Onze Wysgeer vondt geene geringe zwaarigheid om deez: laatste ongehoorzaamheid by zichzelven te regtvaardigen; nogthans dagt hy, het kan zeker geen zeer laakbaar bedryt weezen, wanneer wy van gevoelen veranderen, als men ons beweezen heeft, dat wy dwaalen. - En, in allen gevalle, myn Vader kon niet voorzien, dat ik my in de noodzaaklykheid zou bevinden om verscheide dagen agter den anderen een geschil over myne Geloofsbegrippen te voeren, en in 't einde my gedrongen om myn gevoelen op te geeven, of aangezien te worden voor een hardnekkig dwaazen; een zeer vernederend denkbeeld voor eenen Wysgeer.
In deezer voege ging onze Reiziger voort, steeds zyne dwaasheid bemerkende, maar ook geduurig drogredenen uitvindende om dezelve te verschoonen. Doch zodanig zyn de Menschen: wat wonder dat zy zo dikwerf anderen bedriegen, daar zy zo veelvuldig zich aan zelfbedrog schuldig maaken?

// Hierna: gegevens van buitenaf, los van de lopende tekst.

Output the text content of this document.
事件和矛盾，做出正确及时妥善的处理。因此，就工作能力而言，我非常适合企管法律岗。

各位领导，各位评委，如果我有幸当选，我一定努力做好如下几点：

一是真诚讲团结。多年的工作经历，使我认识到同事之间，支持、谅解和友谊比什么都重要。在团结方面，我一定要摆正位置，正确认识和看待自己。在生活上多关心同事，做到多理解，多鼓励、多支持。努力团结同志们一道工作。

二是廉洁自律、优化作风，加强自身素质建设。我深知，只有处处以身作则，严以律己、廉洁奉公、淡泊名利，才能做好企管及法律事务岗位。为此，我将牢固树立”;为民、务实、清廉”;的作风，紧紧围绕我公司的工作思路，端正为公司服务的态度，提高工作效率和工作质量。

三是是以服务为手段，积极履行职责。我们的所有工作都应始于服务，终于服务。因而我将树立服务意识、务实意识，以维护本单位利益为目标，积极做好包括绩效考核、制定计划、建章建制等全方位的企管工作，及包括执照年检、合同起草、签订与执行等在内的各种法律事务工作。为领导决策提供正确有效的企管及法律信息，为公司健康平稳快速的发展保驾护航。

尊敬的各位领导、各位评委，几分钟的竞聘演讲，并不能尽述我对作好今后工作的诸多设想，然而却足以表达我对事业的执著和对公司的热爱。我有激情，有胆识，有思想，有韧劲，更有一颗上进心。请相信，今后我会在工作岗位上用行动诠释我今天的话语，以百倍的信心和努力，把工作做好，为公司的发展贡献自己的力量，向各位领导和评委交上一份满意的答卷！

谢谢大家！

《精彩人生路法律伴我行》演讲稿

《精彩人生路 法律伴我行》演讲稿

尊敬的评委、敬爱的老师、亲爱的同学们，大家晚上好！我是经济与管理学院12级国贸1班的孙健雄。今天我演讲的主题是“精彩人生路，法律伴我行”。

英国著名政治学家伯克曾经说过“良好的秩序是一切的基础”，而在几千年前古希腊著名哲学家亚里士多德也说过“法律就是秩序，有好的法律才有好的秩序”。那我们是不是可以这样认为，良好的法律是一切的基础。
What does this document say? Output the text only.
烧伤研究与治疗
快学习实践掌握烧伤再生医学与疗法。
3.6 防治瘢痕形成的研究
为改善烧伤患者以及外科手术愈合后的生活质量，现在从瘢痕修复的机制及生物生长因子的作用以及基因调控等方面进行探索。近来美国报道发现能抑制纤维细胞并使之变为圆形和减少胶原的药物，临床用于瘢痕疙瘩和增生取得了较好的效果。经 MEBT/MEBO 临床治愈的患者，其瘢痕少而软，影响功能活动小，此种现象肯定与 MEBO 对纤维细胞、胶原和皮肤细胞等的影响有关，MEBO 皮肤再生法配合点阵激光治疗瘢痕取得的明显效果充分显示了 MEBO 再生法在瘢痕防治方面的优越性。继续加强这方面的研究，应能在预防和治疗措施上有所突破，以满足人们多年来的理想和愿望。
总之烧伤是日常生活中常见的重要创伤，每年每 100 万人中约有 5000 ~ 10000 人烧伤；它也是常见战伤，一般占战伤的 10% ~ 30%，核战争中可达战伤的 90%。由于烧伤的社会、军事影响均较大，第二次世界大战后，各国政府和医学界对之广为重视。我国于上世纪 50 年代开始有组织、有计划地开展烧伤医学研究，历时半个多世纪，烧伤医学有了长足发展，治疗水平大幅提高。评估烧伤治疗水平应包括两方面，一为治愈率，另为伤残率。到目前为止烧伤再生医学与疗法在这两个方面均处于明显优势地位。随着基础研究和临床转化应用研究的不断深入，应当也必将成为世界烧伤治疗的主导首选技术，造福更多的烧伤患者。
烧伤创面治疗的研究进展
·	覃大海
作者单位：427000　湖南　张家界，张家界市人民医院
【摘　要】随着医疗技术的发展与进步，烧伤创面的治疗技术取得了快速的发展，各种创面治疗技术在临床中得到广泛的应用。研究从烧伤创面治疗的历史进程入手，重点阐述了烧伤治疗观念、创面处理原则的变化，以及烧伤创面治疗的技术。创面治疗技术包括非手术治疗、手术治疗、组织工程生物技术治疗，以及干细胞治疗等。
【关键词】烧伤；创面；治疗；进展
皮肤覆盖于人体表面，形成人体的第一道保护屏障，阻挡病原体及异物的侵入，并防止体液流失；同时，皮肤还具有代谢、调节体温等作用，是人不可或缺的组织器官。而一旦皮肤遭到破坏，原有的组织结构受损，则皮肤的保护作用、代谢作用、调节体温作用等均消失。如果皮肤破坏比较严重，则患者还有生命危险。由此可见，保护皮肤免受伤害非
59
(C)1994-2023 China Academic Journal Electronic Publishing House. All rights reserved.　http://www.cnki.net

Couloski was egter niet volkomen over zichzelven voldaan; hy begon droefgeestig te worden. Dan zyne ongelukken hadden den hoogsten top nog niet beklommen. Een onvoorzien toeval voltooide zyn onheil. De Caravane werd door Roovers aangetast. - Ismaël, van alles beroofd, tot wanhoop gebragt, wist geen redmiddel, dan tot zynen Vader weder te keeren.

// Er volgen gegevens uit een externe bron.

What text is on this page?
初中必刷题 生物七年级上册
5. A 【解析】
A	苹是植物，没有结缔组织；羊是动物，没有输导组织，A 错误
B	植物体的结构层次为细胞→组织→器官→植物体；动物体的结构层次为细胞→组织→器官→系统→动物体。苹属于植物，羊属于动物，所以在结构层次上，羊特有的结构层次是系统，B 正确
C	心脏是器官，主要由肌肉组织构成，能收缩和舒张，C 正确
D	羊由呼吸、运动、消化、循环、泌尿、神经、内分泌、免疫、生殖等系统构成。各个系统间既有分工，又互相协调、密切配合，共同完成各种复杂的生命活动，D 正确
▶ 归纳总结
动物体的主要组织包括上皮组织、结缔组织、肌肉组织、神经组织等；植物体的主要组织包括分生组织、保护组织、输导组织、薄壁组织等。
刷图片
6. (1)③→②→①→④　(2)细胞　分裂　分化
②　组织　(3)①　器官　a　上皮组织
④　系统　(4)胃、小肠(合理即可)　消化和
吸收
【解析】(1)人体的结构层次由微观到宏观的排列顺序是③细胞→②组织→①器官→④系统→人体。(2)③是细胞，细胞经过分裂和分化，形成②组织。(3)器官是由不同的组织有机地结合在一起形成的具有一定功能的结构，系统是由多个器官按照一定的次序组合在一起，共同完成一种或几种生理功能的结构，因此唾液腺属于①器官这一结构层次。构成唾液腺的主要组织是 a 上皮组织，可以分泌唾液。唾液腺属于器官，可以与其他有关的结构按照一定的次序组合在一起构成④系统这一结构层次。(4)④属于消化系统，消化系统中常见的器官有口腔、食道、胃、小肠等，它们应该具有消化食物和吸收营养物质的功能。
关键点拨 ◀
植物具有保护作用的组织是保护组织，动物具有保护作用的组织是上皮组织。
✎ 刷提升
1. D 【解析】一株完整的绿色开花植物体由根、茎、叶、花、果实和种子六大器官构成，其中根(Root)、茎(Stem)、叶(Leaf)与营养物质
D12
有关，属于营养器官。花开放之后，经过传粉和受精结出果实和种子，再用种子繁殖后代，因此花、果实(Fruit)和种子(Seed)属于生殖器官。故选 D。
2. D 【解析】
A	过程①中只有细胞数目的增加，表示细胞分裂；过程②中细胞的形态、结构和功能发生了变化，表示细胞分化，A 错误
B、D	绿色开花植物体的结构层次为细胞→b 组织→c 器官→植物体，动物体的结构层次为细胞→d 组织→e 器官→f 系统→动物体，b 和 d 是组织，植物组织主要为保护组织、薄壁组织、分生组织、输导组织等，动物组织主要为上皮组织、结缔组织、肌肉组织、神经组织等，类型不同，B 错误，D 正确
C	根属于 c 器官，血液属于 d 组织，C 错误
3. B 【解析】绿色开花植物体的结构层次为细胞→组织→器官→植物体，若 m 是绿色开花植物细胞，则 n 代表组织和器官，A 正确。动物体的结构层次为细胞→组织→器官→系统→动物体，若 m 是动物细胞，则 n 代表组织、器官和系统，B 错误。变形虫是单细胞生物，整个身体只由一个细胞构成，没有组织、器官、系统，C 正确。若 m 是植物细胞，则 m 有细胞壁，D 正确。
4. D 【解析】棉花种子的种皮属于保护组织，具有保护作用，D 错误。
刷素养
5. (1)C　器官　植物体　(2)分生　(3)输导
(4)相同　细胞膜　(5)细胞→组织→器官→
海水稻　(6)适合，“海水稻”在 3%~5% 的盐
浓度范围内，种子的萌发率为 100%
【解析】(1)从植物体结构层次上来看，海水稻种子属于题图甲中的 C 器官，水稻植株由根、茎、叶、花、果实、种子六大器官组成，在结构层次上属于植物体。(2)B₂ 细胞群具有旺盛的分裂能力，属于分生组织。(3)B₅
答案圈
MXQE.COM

De vreugde, welke hy gevoelde met weder 's Vaders Huis te zien, deedt zyn leed voor een oogenblik verdwynen. - ô, Myn Vader! riep hy uit, ik heb gezondigd tegen de Wysbegeerte en tegen u. Ik ben vervallen tot elke dwaaling, die ik beloofd had te zullen vermyden!

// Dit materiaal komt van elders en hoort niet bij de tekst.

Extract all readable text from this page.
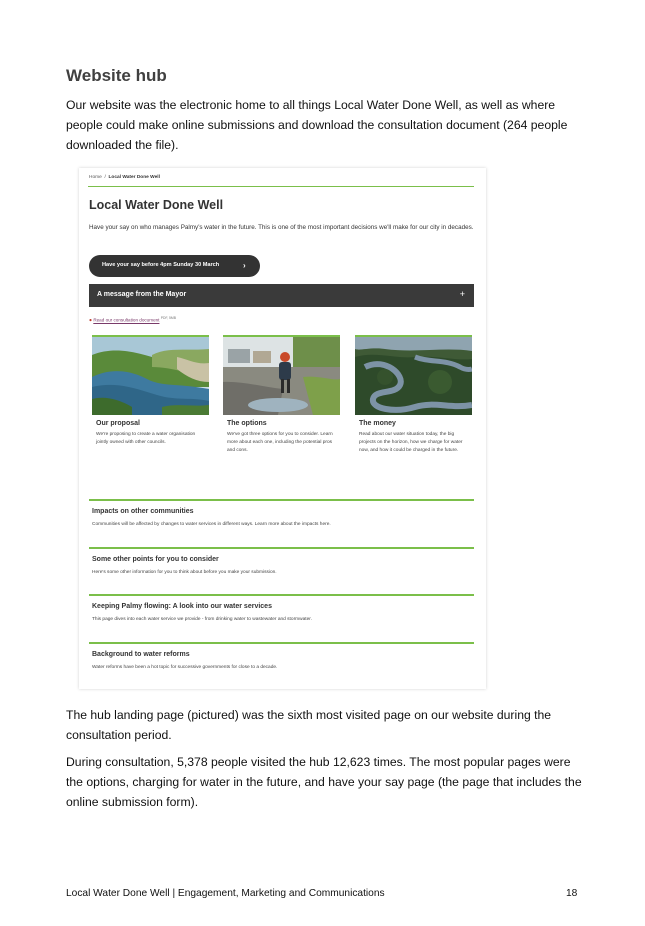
Website hub
Our website was the electronic home to all things Local Water Done Well, as well as where people could make online submissions and download the consultation document (264 people downloaded the file).
Home / Local Water Done Well
Local Water Done Well
Have your say on who manages Palmy's water in the future. This is one of the most important decisions we'll make for our city in decades.
Have your say before 4pm Sunday 30 March	›
A message from the Mayor	+
● Read our consultation document $^{PDF, 5MB}$
Our proposal
We're proposing to create a water organisation jointly owned with other councils.
The options
We've got three options for you to consider. Learn more about each one, including the potential pros and cons.
The money
Read about our water situation today, the big projects on the horizon, how we charge for water now, and how it could be charged in the future.
Impacts on other communities
Communities will be affected by changes to water services in different ways. Learn more about the impacts here.
Some other points for you to consider
Here's some other information for you to think about before you make your submission.
Keeping Palmy flowing: A look into our water services
This page dives into each water service we provide - from drinking water to wastewater and stormwater.
Background to water reforms
Water reforms have been a hot topic for successive governments for close to a decade.
The hub landing page (pictured) was the sixth most visited page on our website during the consultation period.
During consultation, 5,378 people visited the hub 12,623 times. The most popular pages were the options, charging for water in the future, and have your say page (the page that includes the online submission form).
Local Water Done Well | Engagement, Marketing and Communications	18
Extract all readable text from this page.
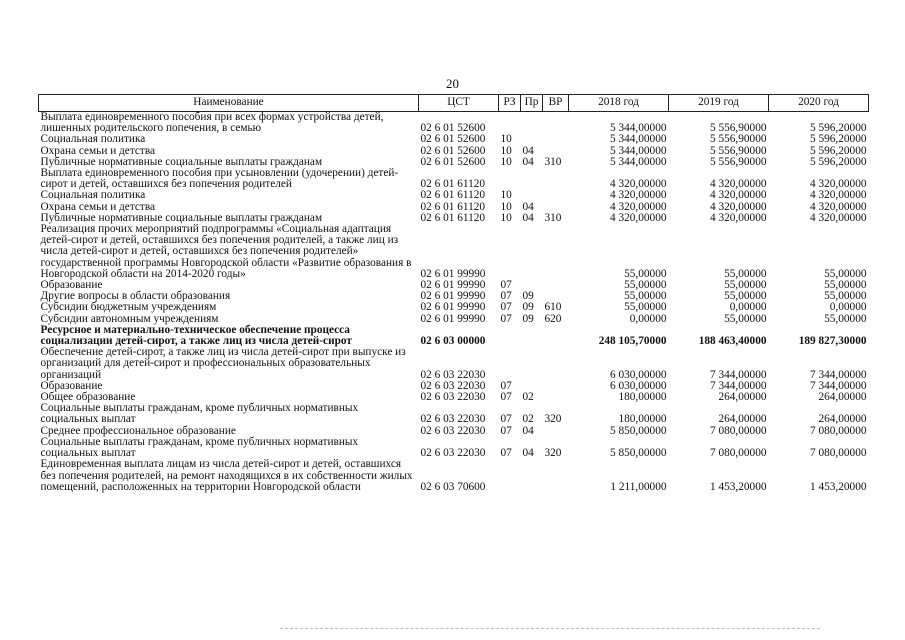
20
Наименование	ЦСТ	РЗ	Пр	ВР	2018 год	2019 год	2020 год
Выплата единовременного пособия при всех формах устройства детей, лишенных родительского попечения, в семью	02 6 01 52600				5 344,00000	5 556,90000	5 596,20000
Социальная политика	02 6 01 52600	10			5 344,00000	5 556,90000	5 596,20000
Охрана семьи и детства	02 6 01 52600	10	04		5 344,00000	5 556,90000	5 596,20000
Публичные нормативные социальные выплаты гражданам	02 6 01 52600	10	04	310	5 344,00000	5 556,90000	5 596,20000
Выплата единовременного пособия при усыновлении (удочерении) детей-сирот и детей, оставшихся без попечения родителей	02 6 01 61120				4 320,00000	4 320,00000	4 320,00000
Социальная политика	02 6 01 61120	10			4 320,00000	4 320,00000	4 320,00000
Охрана семьи и детства	02 6 01 61120	10	04		4 320,00000	4 320,00000	4 320,00000
Публичные нормативные социальные выплаты гражданам	02 6 01 61120	10	04	310	4 320,00000	4 320,00000	4 320,00000
Реализация прочих мероприятий подпрограммы «Социальная адаптация детей-сирот и детей, оставшихся без попечения родителей, а также лиц из числа детей-сирот и детей, оставшихся без попечения родителей» государственной программы Новгородской области «Развитие образования в Новгородской области на 2014-2020 годы»	02 6 01 99990				55,00000	55,00000	55,00000
Образование	02 6 01 99990	07			55,00000	55,00000	55,00000
Другие вопросы в области образования	02 6 01 99990	07	09		55,00000	55,00000	55,00000
Субсидии бюджетным учреждениям	02 6 01 99990	07	09	610	55,00000	0,00000	0,00000
Субсидии автономным учреждениям	02 6 01 99990	07	09	620	0,00000	55,00000	55,00000
Ресурсное и материально-техническое обеспечение процесса социализации детей-сирот, а также лиц из числа детей-сирот	02 6 03 00000				248 105,70000	188 463,40000	189 827,30000
Обеспечение детей-сирот, а также лиц из числа детей-сирот при выпуске из организаций для детей-сирот и профессиональных образовательных организаций	02 6 03 22030				6 030,00000	7 344,00000	7 344,00000
Образование	02 6 03 22030	07			6 030,00000	7 344,00000	7 344,00000
Общее образование	02 6 03 22030	07	02		180,00000	264,00000	264,00000
Социальные выплаты гражданам, кроме публичных нормативных социальных выплат	02 6 03 22030	07	02	320	180,00000	264,00000	264,00000
Среднее профессиональное образование	02 6 03 22030	07	04		5 850,00000	7 080,00000	7 080,00000
Социальные выплаты гражданам, кроме публичных нормативных социальных выплат	02 6 03 22030	07	04	320	5 850,00000	7 080,00000	7 080,00000
Единовременная выплата лицам из числа детей-сирот и детей, оставшихся без попечения родителей, на ремонт находящихся в их собственности жилых помещений, расположенных на территории Новгородской области	02 6 03 70600				1 211,00000	1 453,20000	1 453,20000
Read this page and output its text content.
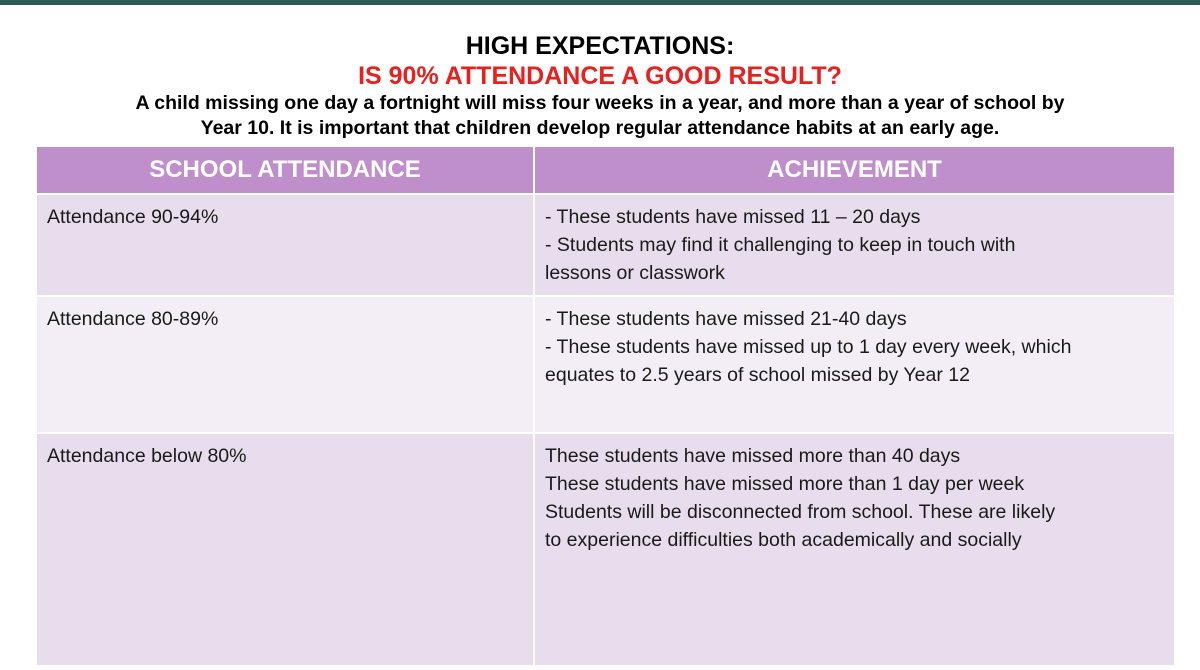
HIGH EXPECTATIONS:
IS 90% ATTENDANCE A GOOD RESULT?
A child missing one day a fortnight will miss four weeks in a year, and more than a year of school by
Year 10. It is important that children develop regular attendance habits at an early age.
SCHOOL ATTENDANCE	ACHIEVEMENT
Attendance 90-94%	- These students have missed 11 – 20 days
- Students may find it challenging to keep in touch with
lessons or classwork
Attendance 80-89%	- These students have missed 21-40 days
- These students have missed up to 1 day every week, which
equates to 2.5 years of school missed by Year 12
Attendance below 80%	These students have missed more than 40 days
These students have missed more than 1 day per week
Students will be disconnected from school. These are likely
to experience difficulties both academically and socially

‘Myn Zoon!’ sprak de Oude couloski, ‘gy hebt alleen tegen uzelven gezondigd; maar misschien schuilt de misslag oorspronglyk by my. Ik heb u niet genoegzaam gewaarschuwd tegen de Trotschheid, welke de bron geweest is van alle uwe ongelukken. Nogthans kunnen uwe laatste misslagen u nuttig weezen in uw geheel volgend leeven. Geen onderwys herinneren wy ons beter, dan 't geen wy duur moesten koopen. Gy zyt reeds geneezen van uwen Waan, die zeer verre op u de overhand bekomen hadt. - Wysgeeren zyn niet beveiligd voor het doen van eenige verkeerde stappen; zy vallen zelfs zomwylen, maar staan weder op, om met vaster tred te loopen. Door rampspoed wys geworden, leggen zy vervolgens de Reis des Leevens af, met minder afdwaalingen van het pad der Voorzigtigheid!’